Veja, em seguida, porque estamos "todosfu" e a maioria quase total não se dá conta:

"Os salários dos executivos das grandes empresas americanas estão aumentando muito mais rápido do que a remuneração média dos trabalhadores do setor privado, disparidade que ocorre sem objeções por parte dos acionistas, seduzidos pelos preços atuais das ações e por uma maior transparência.
Entre 2017 e 2023, a remuneração média de um executivo do índice ampliado S&P 500, que agrupa as 500 maiores empresas americanas, aumentou quase 40%, segundo uma pesquisa da empresa Equilar, em comparação com apenas 27% para os trabalhadores do setor privado nos Estados Unidos.
Para os executivos, esse valor é de 16,3 milhões de dólares (R$ 87,4 milhões) anuais.
Este aumento não gerou muitos sobressaltos entre os acionistas, que este ano rejeitaram em apenas dois casos os planos de remuneração patronal quando o assunto foi levantado em assembleias, segundo a empresa ISS-Corporate.
Em 2021 e 2022, uma série de reveses afetou vários grandes nomes corporativos de Wall Street, desde Starbucks e o banco JPMorgan Chase até as tecnológicas Intel e General Electric.

“Os investidores finalmente estão se rebelando contra os aumentos salariais massivos dos chefes”, destacou a revista Time em junho de 2022, antes que essa aparente reticência desaparecesse quase tão rapidamente quanto surgiu.
“Os acionistas tendem a votar contra os planos após um mau desempenho da empresa ou queda no preço das ações”, explicou Kevin Murphy, professor da universidade USC e especialista em remuneração executiva.
Destaca-se que, no momento da rebelião dos acionistas, a pandemia de coronavírus havia abalado gravemente a economia e os mercados financeiros.
“Alguns preços (das ações) haviam se recuperado, mas não todos”, lembrou ele. Por outro lado, o contexto atual do mercado, no qual Wall Street bateu dezenas de recordes desde o início do ano, não incentiva protestos.
Os acionistas da fabricante de carros elétricos Tesla até validaram na quinta-feira o enorme plano de compensação do magnata Elon Musk, avaliado em pouco menos de 50 bilhões de dólares (R$ 268,1 bilhões).
A chamada lei Dodd-Frank, nascida da crise financeira de 2008 e que se espalhou pelo mundo, exige desde 2011 que as empresas listadas em bolsa submetam a remuneração de seus executivos a uma votação dos acionistas pelo menos uma vez a cada três anos, uma disposição conhecida como “Say on Pay” (opinião sobre remuneração).
A votação é meramente consultiva, mas, em caso de uma negativa dos acionistas, a maioria dos conselhos administrativos das corporações renuncia e modifica o pacote salarial.
“Say on Pay” introduziu transparência no mundo empresarial, que “abandonou as más práticas.
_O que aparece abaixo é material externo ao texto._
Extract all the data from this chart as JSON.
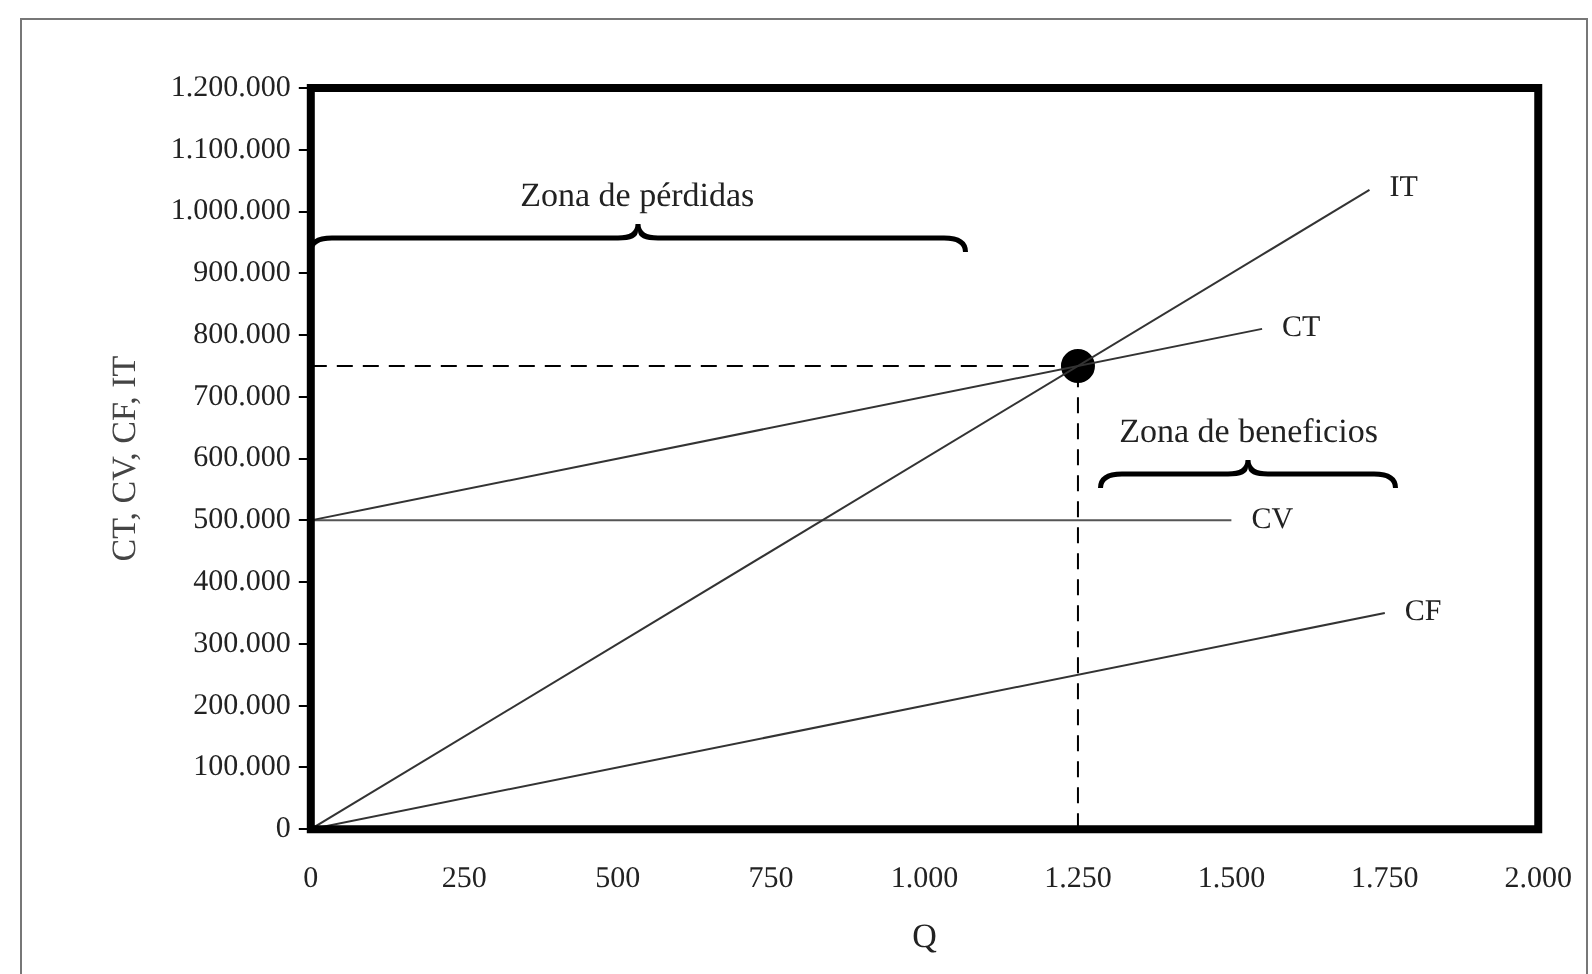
{
  "chart_data": {
    "type": "line",
    "xlabel": "Q",
    "ylabel": "CT, CV, CF, IT",
    "xlim": [
      0,
      2000
    ],
    "xticks": [
      0,
      250,
      500,
      750,
      {
        "value": 1000,
        "label": "1.000"
      },
      {
        "value": 1250,
        "label": "1.250"
      },
      {
        "value": 1500,
        "label": "1.500"
      },
      {
        "value": 1750,
        "label": "1.750"
      },
      {
        "value": 2000,
        "label": "2.000"
      }
    ],
    "ylim": [
      0,
      1200000
    ],
    "yticks": [
      0,
      {
        "value": 100000,
        "label": "100.000"
      },
      {
        "value": 200000,
        "label": "200.000"
      },
      {
        "value": 300000,
        "label": "300.000"
      },
      {
        "value": 400000,
        "label": "400.000"
      },
      {
        "value": 500000,
        "label": "500.000"
      },
      {
        "value": 600000,
        "label": "600.000"
      },
      {
        "value": 700000,
        "label": "700.000"
      },
      {
        "value": 800000,
        "label": "800.000"
      },
      {
        "value": 900000,
        "label": "900.000"
      },
      {
        "value": 1000000,
        "label": "1.000.000"
      },
      {
        "value": 1100000,
        "label": "1.100.000"
      },
      {
        "value": 1200000,
        "label": "1.200.000"
      }
    ],
    "grid": false,
    "legend": false,
    "marker": "none",
    "line_style": "solid",
    "series": [
      {
        "name": "IT",
        "color": "#333333",
        "x": [
          0,
          1725
        ],
        "values": [
          0,
          1035000
        ]
      },
      {
        "name": "CT",
        "color": "#333333",
        "x": [
          0,
          1550
        ],
        "values": [
          500000,
          810000
        ]
      },
      {
        "name": "CV",
        "color": "#555555",
        "x": [
          0,
          1500
        ],
        "values": [
          500000,
          500000
        ]
      },
      {
        "name": "CF",
        "color": "#333333",
        "x": [
          0,
          1750
        ],
        "values": [
          0,
          350000
        ]
      },
      {
        "color": "#000000",
        "x": [
          0,
          1250
        ],
        "values": [
          750000,
          750000
        ],
        "line_style": "dashed"
      },
      {
        "color": "#000000",
        "x": [
          1250,
          1250
        ],
        "values": [
          0,
          750000
        ],
        "line_style": "dashed"
      },
      {
        "type": "scatter",
        "color": "#000000",
        "x": [
          1250
        ],
        "values": [
          750000
        ],
        "marker": "circle"
      }
    ],
    "annotations": [
      "Zona de pérdidas",
      "Zona de beneficios"
    ]
  }
}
Sob esse ponto de vista, acredito que as coisas estão muito melhores”, avaliou Rosanna Landis Weaver, da associação de defesa dos acionistas As You Sow.
A Lei Dodd-Frank também exige que as corporações publiquem a relação entre a remuneração do principal diretor executivo e o salário médio na empresa.
Em 2023, um diretor corporativo recebia, em média, 196 vezes o salário médio dos funcionários de sua empresa, muito acima das 158 vezes de cinco anos atrás, segundo a Equilar.
De acordo com uma pesquisa divulgada nesta semana pela Universidade Bentley em conjunto com o Instituto Gallup, 82% dos americanos consideram “algo” ou “extremamente” importante “evitar uma diferença salarial muito significativa entre os chefes e os funcionários médios”.
“É um tema delicado”, sublinhou na pesquisa Kristina Minnick, professora de finanças da Bentley, que explicou que “os altos salários podem atrair melhores profissionais, mas também podem ser considerados excessivos”.
No entanto, os defensores da limitação à remuneração dos executivos não encontram apoio dentro de um eleitorado mais amplo.
Os projetos de lei apresentados nos últimos meses pelos congressistas Alexandria Ocasio-Cortez e Bernie Sanders, duas figuras da ala esquerda do Partido Democrata, continuam bloqueados na Câmara dos Representantes americana.
O “Say on Pay” levou muitas empresas a recorrer a consultorias especializadas e a utilizar escalas de referência para comparar seus planos salariais com os do resto do mercado.
Portanto, “há pouquíssimos exemplos recentes de um diretor executivo que tenha recebido uma quantia exorbitante ao deixar o cargo”, argumentou David Yermack, professor de finanças na Universidade de Nova York."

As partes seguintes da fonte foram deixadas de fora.